A recent Booz Allen report noted that 60 percent of global oil production comes from giant fields, which make up 1 percent of the total number of fields around the world. Most of these are in the Middle East, and most are in decline.
And as many as 60 percent of oil and gas experts are due to retire over the next half decade, meaning a move towards remote management of sites is essential as fewer hands are available.
Simon Webster, projects business director at energy services provider Honeywell, said Middle East companies shouldn’t be afraid to use new technologies to solve these problems.
“This industry is quite conservative in its approach,” he said. “I think there’s a lot of great technologies out there that we’re not really making the most of. Industrial IOT is the latest buzzword. [The questions is] how can we use these new technologies…safely in order to improve our own performance.”
Shoring up those weak points
The promise of the Industrial Internet is to solve these problems and at the same time create new value, according to a report by Deloitte.
Mark Douglas, vice president of Schlumberger Middle East, gave an example during the Intelligent Oil and Gas conference on September 14-16 in Abu Dhabi of how sensors saved a company in the region multiple $80 million fines.
The oil and gas producer was working with an offshore field, but it would take four days for the fluids from the well to reach the refining facility onshore. They could only guess when the hydrocarbon levels in the well dropped to a point where they’d start sucking up water instead: if they couldn’t divert it at the right time, their production levels were affected and they’d be fined.
By using sensors they could measure where the water was in the pipeline.
Globally, BP is testing GE's Predix software on 650 of its wells which will be fully integrated by the end of the year. It's a pilot at the heart of the GE Minds + Machines Industrial IOT event in November.
But seemingly small changes like this are being met with the large as well, which are being introduced by, ironically enough, startups.
In the US whole new services have already appeared of startups catering to all aspects of the industry, from software analytics providers to long range communication tech providers to thermal imaging leak detectors to real-time pollution sensors.

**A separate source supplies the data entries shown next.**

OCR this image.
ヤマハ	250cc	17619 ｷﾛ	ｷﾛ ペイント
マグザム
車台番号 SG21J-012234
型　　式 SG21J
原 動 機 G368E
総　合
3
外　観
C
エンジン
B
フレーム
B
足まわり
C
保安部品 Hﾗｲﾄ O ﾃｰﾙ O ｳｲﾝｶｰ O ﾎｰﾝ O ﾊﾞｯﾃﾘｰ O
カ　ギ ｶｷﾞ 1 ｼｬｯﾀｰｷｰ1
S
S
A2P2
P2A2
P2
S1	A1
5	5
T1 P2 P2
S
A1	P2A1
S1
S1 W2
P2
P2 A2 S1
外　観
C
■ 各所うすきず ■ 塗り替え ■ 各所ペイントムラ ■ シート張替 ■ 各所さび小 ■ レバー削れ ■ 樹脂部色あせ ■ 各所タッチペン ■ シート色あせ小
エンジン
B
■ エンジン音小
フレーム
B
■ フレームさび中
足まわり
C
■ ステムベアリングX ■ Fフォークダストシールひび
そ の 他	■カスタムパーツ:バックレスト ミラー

In the Middle East there’s companies like Ali Rebaie’s Rebaie Analytics Group, which consults on data management and analytics to the energy sector, and Singaporean Dominic Loke’s (below) Astoria Solutions, which is now based in the UAE.
In 2010, Loke’s company pivoted into being a technology supplier, providing RFID-chipped wearables so companies could monitor staff in high-risk jobs, such as shipyards, and ensure not only safety but also keep tabs on who is doing what and where.
This year he moved into the Middle East with a view to taking that technology to the oil sector.
He told Wamda many of the region’s oil companies were still working with paper-based processes, where an employee may have to get a paper approval to go on site or punch a card to log their hours.
Loke said that one company, a refinery, saw an eight percent lift in productivity when it adopted his personnel tracking technology with associated software.
An app and data management software allows companies to cut out unnecessary routine tasks such as stopping work to find someone, and also provides a system to automatically monitor health and safety issues, or systems of doing tasks.
He was yet to take on any customers in the Middle East energy sector, but said the outlook was hopeful.
Security, however, is one of the major sticking points with some Middle Eastern companies going offline altogether to protect themselves.
A connected system, especially in the Middle East where companies are more nervous and later in their stages of technological adoption, has to be backed with “a defense-in-depth model of cyber security”, said the Booz Allen report.
This means every data flow has to be protected, and will require a new kind of oil field employee – tech professionals who can guard against that kind of attack.